"Manolo ha distrutto la mia vita, dopo 27 anni non avrò giustizia"

Morte del reo, processo chiuso. Il figlio superstite: non ci credo

Guido Viscardi all'uscita dal tribunale (Fotolive)

Guido Viscardi all'uscita dal tribunale (Fotolive)

Brescia, 18 maggio 2017 - «Sono in.. come una bestia e non ho alcuna voglia di parlare. Mi aspettavo che il giudice decidesse qualcosa di diverso? No, siamo in Italia». Così le parole all’uscita dal palazzo di Giustizia di Brescia di Guido Viscardi, l’unico sopravvissuto alla strage di Torchiera di Pontevico (Brescia) della notte di Ferragosto del 1990, quando una rapina nella villa di famiglia costò la vita ai suoi genitori, Giuliano e Agnese Viscardi di 58 e 53 anni, e a suoi due fratelli, Luciano e Maria Francesca di 28 e 23 anni. Ieri la Corte d’Assise ha definitivamente messo la parola fine al processo italiano contro Ljubisa Vrbanovic, noto come Manolo, il responsabile della strage già condannato in Serbia per quel quadruplice omicidio e morto nell’ospedale del carcere di Belgrado per un tumore ai polmoni l’11 marzo del 2014.

Dalla Serbia, dopo la richiesta del Tribunale di Brescia di notizia sulla morte e sul luogo di sepoltura che di quello che le cronache hanno ribattezzato come “il killer dagli occhi gialli”, sono arrivati tutti gli atti del processo celebrato contro Manolo (condannato a morte per la strage, pena poi trasformata in 40 anni di carcere) e anche la comunicazione del suo decesso. Mancavano però i documenti relativi al luogo della sepoltura (la sua tomba, come ha portato alla luce una recente inchiesta giornalistica, è nel cimitero di Kragujevac, nella Serbia centrale). Ma le carte arrivate da Belgrado e quanto la stampa locale ha riportatosono bastati alla corte per chiudere una volta per tutte il processo.

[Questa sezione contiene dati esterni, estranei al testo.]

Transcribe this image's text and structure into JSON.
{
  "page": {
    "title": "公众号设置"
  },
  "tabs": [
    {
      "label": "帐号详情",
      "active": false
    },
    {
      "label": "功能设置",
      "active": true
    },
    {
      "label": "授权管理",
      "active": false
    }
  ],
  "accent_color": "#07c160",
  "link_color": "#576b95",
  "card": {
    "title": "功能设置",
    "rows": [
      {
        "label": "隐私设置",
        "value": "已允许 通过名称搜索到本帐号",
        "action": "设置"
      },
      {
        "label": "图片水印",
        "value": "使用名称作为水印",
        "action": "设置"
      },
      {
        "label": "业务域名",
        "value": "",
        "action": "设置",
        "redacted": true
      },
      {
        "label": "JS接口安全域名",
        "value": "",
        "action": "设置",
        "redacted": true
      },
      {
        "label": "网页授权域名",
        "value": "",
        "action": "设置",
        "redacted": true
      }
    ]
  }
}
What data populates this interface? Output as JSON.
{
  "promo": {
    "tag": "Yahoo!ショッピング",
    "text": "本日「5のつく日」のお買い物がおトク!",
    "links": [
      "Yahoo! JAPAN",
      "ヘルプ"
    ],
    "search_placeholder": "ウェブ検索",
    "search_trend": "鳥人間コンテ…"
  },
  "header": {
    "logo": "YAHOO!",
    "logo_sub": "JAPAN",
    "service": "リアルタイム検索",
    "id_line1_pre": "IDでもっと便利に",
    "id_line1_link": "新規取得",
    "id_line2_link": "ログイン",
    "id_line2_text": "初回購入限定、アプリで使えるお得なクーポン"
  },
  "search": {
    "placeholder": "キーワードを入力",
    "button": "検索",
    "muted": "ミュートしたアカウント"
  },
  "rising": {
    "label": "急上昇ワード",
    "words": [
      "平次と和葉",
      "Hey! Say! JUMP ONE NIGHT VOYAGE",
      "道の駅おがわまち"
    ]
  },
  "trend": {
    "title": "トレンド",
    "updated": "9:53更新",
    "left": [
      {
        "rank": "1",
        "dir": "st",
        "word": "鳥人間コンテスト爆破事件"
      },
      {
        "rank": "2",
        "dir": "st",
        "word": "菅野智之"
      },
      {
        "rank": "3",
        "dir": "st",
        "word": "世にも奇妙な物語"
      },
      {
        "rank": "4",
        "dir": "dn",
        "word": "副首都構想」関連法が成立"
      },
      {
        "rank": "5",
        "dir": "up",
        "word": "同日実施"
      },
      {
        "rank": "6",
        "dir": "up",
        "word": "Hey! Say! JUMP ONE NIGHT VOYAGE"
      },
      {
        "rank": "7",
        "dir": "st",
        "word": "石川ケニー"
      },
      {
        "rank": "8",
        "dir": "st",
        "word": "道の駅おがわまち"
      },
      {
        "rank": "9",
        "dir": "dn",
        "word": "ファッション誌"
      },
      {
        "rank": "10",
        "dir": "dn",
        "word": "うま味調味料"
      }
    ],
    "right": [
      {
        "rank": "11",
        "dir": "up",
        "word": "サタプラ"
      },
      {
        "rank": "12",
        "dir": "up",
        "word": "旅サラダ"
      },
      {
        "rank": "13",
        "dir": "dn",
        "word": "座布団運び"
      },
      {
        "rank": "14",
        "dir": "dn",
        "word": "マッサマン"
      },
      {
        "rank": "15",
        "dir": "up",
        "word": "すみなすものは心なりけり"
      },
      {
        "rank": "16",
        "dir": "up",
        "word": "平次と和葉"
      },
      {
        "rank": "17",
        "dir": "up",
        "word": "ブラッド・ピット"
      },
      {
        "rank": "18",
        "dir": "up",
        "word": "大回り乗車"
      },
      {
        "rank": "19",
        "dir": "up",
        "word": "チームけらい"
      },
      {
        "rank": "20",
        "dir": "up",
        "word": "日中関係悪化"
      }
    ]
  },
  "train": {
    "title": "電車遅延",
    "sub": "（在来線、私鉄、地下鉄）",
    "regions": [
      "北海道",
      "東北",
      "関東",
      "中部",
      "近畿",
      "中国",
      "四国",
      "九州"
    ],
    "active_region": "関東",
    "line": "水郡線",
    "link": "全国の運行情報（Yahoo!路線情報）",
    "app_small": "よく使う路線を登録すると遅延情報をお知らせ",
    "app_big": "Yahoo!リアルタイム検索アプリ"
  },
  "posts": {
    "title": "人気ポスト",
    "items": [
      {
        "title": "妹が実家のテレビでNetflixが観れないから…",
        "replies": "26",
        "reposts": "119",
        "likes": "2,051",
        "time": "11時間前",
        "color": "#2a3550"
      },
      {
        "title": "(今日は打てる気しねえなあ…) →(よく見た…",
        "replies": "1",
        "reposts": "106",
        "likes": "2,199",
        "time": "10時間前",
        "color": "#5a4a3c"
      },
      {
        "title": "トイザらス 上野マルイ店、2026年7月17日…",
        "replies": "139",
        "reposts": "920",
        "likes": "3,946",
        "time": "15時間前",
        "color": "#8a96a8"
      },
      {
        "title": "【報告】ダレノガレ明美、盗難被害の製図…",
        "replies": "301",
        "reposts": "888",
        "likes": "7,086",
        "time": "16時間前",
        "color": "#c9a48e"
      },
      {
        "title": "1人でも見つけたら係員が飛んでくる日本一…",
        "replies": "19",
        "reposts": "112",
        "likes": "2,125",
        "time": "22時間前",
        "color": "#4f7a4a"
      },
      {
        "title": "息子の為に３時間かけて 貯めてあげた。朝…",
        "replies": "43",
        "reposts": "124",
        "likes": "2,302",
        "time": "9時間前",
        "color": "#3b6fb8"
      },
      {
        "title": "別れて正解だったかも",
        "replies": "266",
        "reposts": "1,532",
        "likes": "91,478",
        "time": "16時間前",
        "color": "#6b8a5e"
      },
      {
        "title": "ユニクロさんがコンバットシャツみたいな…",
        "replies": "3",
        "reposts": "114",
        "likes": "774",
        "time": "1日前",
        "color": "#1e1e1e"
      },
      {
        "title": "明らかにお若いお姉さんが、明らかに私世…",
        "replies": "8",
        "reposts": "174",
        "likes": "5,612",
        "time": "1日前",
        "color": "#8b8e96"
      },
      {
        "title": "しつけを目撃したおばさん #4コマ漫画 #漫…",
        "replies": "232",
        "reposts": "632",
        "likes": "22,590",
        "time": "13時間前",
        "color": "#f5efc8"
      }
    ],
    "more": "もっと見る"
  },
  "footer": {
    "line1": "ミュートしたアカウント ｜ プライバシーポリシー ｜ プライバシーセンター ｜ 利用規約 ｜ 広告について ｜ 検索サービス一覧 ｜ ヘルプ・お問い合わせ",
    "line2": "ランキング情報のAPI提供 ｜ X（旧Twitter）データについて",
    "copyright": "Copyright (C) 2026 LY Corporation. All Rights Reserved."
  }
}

«Non luogo a procedere perché il reato si è estinto con la morte del reo», così Roberto Spanò, il presidente della Corte d’Assise, si è espresso al termine di una lunga camera di consiglio in cui i giudici togati e popolari hanno preso in esame la richiesta del pubblico ministero Mauro Leo Tenaglia di riesumare il cadavere di Manolo e di compararne il Dna con quello della presunta figlia Violeta, una nomade che vive in un campo a Roma, e con quello del fratellastro detenuto a Frosinone. Per la Corte, però, l’esame non avrebbe portato ulteriori elementi sul decesso di Manolo, che il tribunale di Brescia non avrebbe comunque processato in virtù del principio del «ne bis in idem» che vieta di giudicare una persona due volte per lo stesso episodio. Davanti a questo anche la pubblica accusa si è trovata “costretta” a chiedere il non luogo a procedere nei confronti del bandito serbo. «Manolo non è morto – ha ribadito in aula il legale di Guido Viscardi, che ieri si era costituito parte civile – Ne sono convinti Guido Viscardi e i suoi familiari. Manolo e gli altri suoi familiari nel corso del processo in Serbia e in altre occasioni hanno più volte minacciato Guido Viscardi. Questo aspetto andava tenuto in considerazione».